Baca juga: Perkuat Kohesi, Kurangi Keterbelahan
Sejak Pilkada DKI Jakarta tahun 2017, warga di negeri ini terbelah. Polarisasi warga itu diawali pada Pemilu 2014, lalu terjadi lagi pada Pemilu 2019, dan bisa saja berlanjut pada Pemilu 2024.
Untuk membendung keterbelahan di antara warga bangsa itu, berbagai upaya telah dilakukan, termasuk Presiden Joko Widodo menjadikan seterunya dalam dua kali Pemilu Presiden, Prabowo Subianto, sebagai anggota kabinet. Bahkan, pada perombakan kabinet, akhir tahun 2020, Sandiaga S Uno, calon wakil presiden yang mendampingi Prabowo, pun ditunjuk menjadi menteri. Namun, relasi antarwarga tetap saja tak sepenuhnya pulih, tak bisa erat kembali.
Keterbelahan itu dikhawatirkan masih berlanjut pada Pemilu 2024 nanti.
Elite politik dari dua kubu yang berseberangan pada 2019 juga sudah saling menyapa dan membangun komunikasi yang baik. Namun, langkah itu tak sepenuhnya diikuti pendukungnya. Bahkan, 40,3 persen responden jajak pendapat Kompas pada akhir Mei 2022 menyatakan, hubungan antara kedua kubu semakin memburuk. Sebaliknya, 45 persen responden menilai sebenarnya hubungan kedua kubu sudah semakin baik. Keterbelahan itu dikhawatirkan masih berlanjut pada Pemilu 2024 nanti (Kompas, 6/6/2022).

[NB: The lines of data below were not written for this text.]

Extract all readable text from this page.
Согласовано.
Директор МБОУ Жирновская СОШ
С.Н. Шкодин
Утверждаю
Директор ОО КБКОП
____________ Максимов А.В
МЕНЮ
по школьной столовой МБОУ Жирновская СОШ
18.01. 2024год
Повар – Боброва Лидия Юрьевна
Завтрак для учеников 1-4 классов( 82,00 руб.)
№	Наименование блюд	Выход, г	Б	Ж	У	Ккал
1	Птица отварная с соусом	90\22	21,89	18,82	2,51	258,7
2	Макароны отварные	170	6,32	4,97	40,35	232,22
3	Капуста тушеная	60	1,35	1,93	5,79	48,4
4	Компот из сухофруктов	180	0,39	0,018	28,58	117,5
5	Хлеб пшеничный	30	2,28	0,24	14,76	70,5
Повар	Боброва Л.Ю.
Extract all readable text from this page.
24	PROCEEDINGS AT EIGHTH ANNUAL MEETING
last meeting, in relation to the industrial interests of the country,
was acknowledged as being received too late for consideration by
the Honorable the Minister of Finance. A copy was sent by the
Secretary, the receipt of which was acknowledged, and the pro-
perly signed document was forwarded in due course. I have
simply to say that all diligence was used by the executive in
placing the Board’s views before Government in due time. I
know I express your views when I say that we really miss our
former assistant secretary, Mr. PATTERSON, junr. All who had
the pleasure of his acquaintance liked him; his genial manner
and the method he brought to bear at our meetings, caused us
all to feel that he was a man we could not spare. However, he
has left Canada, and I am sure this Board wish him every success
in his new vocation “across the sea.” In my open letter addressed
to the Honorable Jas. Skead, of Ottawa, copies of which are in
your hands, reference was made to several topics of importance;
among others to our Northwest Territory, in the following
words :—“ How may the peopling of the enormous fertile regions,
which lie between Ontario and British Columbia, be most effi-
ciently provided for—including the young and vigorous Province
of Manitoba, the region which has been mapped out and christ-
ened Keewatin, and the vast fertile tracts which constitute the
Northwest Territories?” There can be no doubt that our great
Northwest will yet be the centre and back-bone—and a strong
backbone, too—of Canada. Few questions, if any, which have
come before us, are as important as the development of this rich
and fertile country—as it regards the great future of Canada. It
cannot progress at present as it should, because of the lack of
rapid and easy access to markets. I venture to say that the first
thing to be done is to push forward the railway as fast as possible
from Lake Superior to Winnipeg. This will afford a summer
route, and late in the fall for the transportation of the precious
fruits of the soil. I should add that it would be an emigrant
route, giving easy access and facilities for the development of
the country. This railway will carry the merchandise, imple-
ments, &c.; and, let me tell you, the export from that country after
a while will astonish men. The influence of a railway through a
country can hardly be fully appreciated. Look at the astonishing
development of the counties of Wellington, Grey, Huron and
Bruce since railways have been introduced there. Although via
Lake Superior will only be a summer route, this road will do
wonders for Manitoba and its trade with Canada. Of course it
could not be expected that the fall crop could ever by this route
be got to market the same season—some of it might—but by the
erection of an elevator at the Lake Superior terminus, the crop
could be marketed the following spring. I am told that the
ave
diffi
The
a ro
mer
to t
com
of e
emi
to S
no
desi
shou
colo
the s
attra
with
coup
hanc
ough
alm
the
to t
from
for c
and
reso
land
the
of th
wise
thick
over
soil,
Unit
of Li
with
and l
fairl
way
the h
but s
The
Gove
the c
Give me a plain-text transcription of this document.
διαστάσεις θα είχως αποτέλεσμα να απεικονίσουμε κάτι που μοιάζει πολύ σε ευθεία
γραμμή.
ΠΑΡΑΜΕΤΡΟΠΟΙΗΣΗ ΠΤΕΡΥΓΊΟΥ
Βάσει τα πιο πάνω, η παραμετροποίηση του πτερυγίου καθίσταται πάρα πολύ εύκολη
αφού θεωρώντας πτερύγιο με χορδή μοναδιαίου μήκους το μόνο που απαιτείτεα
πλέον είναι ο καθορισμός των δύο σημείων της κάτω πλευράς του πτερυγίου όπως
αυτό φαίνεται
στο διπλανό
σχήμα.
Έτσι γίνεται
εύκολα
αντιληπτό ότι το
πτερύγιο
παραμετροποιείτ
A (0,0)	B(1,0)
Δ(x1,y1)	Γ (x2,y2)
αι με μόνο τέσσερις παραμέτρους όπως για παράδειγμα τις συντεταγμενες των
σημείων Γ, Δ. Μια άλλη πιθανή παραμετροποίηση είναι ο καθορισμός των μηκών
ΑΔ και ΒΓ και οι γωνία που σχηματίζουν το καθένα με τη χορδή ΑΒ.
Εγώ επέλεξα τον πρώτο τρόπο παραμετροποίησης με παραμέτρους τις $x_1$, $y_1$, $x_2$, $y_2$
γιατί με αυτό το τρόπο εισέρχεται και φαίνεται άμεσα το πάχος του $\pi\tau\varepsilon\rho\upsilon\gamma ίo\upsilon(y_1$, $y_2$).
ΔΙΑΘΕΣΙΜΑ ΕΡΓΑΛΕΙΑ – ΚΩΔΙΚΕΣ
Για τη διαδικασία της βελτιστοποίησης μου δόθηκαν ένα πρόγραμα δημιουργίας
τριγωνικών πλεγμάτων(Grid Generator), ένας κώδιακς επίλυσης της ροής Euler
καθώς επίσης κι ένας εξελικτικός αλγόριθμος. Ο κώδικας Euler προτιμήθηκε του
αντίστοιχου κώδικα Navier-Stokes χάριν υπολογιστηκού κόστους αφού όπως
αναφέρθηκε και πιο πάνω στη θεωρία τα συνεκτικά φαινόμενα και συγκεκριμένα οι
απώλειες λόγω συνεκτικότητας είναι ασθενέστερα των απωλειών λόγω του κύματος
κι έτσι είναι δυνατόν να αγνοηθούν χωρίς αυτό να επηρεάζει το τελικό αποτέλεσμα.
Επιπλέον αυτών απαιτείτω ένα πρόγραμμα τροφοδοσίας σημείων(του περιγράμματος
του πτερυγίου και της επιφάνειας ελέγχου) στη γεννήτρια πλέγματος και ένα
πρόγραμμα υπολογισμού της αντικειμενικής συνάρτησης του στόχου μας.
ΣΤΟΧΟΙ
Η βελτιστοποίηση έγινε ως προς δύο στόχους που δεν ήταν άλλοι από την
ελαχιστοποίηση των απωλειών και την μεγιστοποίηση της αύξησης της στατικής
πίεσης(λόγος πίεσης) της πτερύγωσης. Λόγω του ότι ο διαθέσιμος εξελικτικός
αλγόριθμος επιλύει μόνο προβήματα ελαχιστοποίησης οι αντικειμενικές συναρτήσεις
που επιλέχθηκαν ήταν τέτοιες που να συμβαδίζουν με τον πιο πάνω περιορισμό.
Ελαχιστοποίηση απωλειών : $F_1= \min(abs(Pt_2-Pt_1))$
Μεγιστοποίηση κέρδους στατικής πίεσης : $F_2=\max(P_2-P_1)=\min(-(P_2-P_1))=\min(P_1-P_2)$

Kekhawatiran itu bisa dipahami karena masih banyak aktor yang terlibat dalam meluruhkan kohesi dalam masyarakat pada masa lalu kini masih berada di panggung politik nasional. Mereka masih mempunyai pengaruh, selain media sosial juga digunakan untuk mempertajam perbedaan dalam masyarakat, seperti yang terjadi pada Pemilu 2014, dan proses perebutan kekuasaan berikutnya, termasuk di daerah.

Baca juga : Menjaga Kohesi Sosial Masyarakat
Responden dalam jajak pendapat Kompas, sebanyak 79,1 persen, juga menilai keterbelahan akibat perbedaan pilihan politik ini akan merusak iklim demokrasi. Semakin buruk lagi, media sosial dinilai dimanfaatkan oleh pendengung (buzzer) dan pemengaruh (influencer) untuk mempertajam perbedaan dalam masyarakat, khususnya untuk tujuan pemenangan partai atau calon yang didukungnya. Padahal, tahapan kampanye pemilu belumlah dimulai.
Namun, kepentingan politik sesaat, terutama jelang pesta demokrasi, membuat mereka yang berbeda pilihan politik dianggap sebagai liyan, orang lain, bahkan lawan.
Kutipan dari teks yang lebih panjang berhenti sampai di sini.